CSV Codec Examples

The CSV codec is different to other codecs in that it produces an iterable of odin.Resource objects rather than a single structure.

Typical Usage

When using the odin.codecs.csv_codec my recommendation is to define your CSV file format using a CSV csv.Dialect and a sub-class of the odin.codecs.csv_codec.Reader to configure how files are handled.

A simple example of a customised csv.Dialect and odin.codecs.csv_codec.Reader:

import csv

from odin.codecs import csv_codec


class MyFileDialect(csv.Dialect):
    """
    Custom CSV dialect
    """
    delimiter = '\t'       # Tab delimited
    quotechar = '"'        # Double quotes for quoting
    lineterminator = '\n'  # UNIX style line termination


class MyFileReader(csv_codec.Reader):
    """
    Custom file reader
    """
    # Specify our custom dialect
    csv_dialect = MyFileDialect
    # Header case is not important
    ignore_header_case = True
    # Treat empty values as `None`
    default_empty_value = None

This can then be used with:

# To read a file
with open("my_file.csv") as f:
    for r in MyFileReader(f, MyResource):
        pass

# To write a file
with open("my_file.csv", "w") as f:
    csv_codec.dump(f, my_resources, dialect=MyFileDialect)

Handling errors

As resources are generated as each CSV row is read any validation errors raised also need to be handled. The default behavior is for a validation error to be raised when a invalid row is encountered effectively stopping processing. However, it may be valid to skip bad rows or, a report of bad rows can be generated and processing continued.

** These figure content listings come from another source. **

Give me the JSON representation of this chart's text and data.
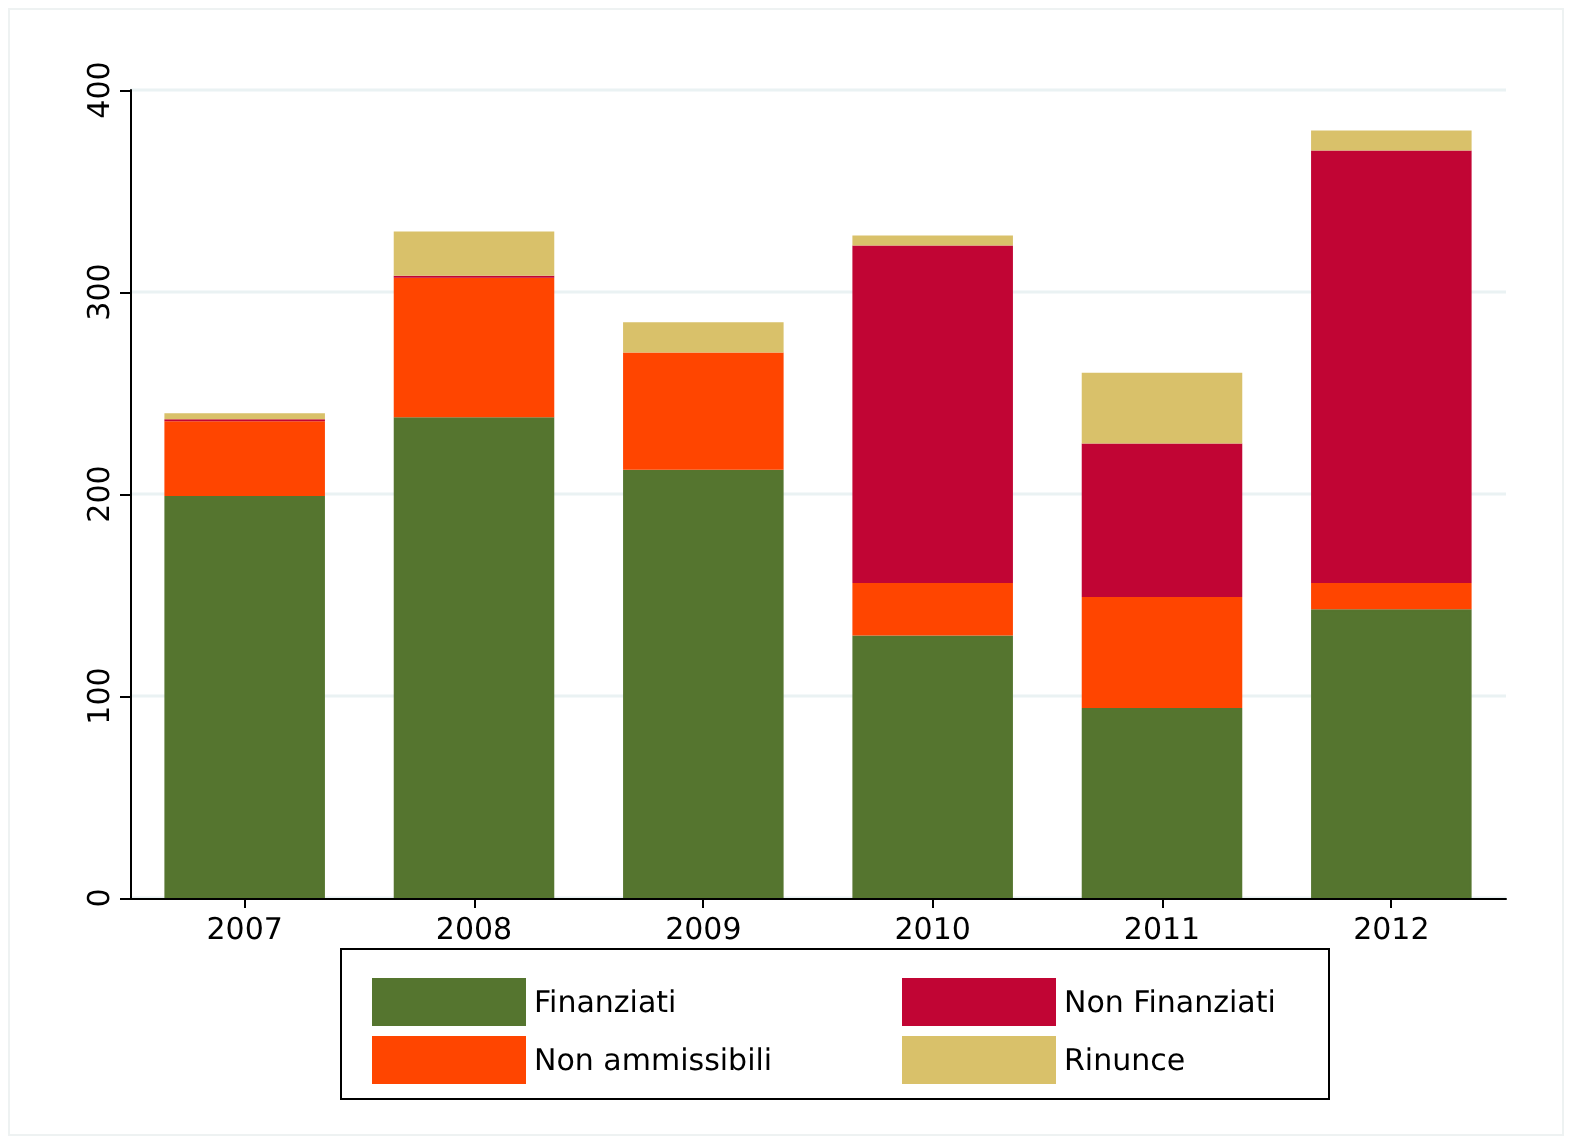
{
  "chart_data": {
    "type": "bar",
    "stacked": true,
    "categories": [
      "2007",
      "2008",
      "2009",
      "2010",
      "2011",
      "2012"
    ],
    "series": [
      {
        "name": "Finanziati",
        "color": "#55752f",
        "values": [
          199,
          238,
          212,
          130,
          94,
          143
        ]
      },
      {
        "name": "Non ammissibili",
        "color": "#ff4500",
        "values": [
          37,
          69,
          58,
          26,
          55,
          13
        ]
      },
      {
        "name": "Non Finanziati",
        "color": "#c10534",
        "values": [
          1,
          1,
          null,
          167,
          76,
          214
        ]
      },
      {
        "name": "Rinunce",
        "color": "#d9c16a",
        "values": [
          3,
          22,
          15,
          5,
          35,
          10
        ]
      }
    ],
    "ylim": [
      0,
      400
    ],
    "yticks": [
      0,
      100,
      200,
      300,
      400
    ],
    "grid": "y",
    "legend": "bottom"
  }
}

There are two approaches that can be used:

  1. Provide an error_callback value to the odin.codecs.csv_codec.Reader

  2. Sub-class the odin.codecs.csv_codec.Reader class and implement a

    custom handle_validation_error method to process errors.

Note

Providing an error_callback will overwrite any custom handle_validation_error method.

The error_callback option is the simplest:

def error_callback(validation_error, idx):
    """
    Handle errors reading rows from CSV file.

    :param validation_error: The validation error exception
    :param idx: The row index the error occurred on.
    :returns: ``None`` or ``False`` to explicitly case the exception to
        be raised.

    """
    print("Error in row {}: {}".format(idx, validation_error), file=sys.stderr)

with open("my_file.csv") as f:
    for r in MyFileReader(f, MyResource, error_callback=error_callback):
        ...

The sub-class method is more involved upfront but does allow for more customisation:

class MyReader(csv_codec.Reader):
    """
    Custom file reader that reports errors to a file.
    """
    def __init__(self, f, error_file, *args, **kwargs):
        super().__init__(self, *args, **kwargs)

        self.error_file = error_file

    def handle_validation_error(self, validation_error, idx):
        self.error_file.write("{}\t{}\n".format(idx, validation_error))


with open("my_file.csv") as f_in, open("my_file.error.csv", "w") as f_err:
    for r in MyReader(f_in, f_err, MyResource):
        ...

The second option allows for a lot of customisation and reuses. For example the error report could itself output a CSV file.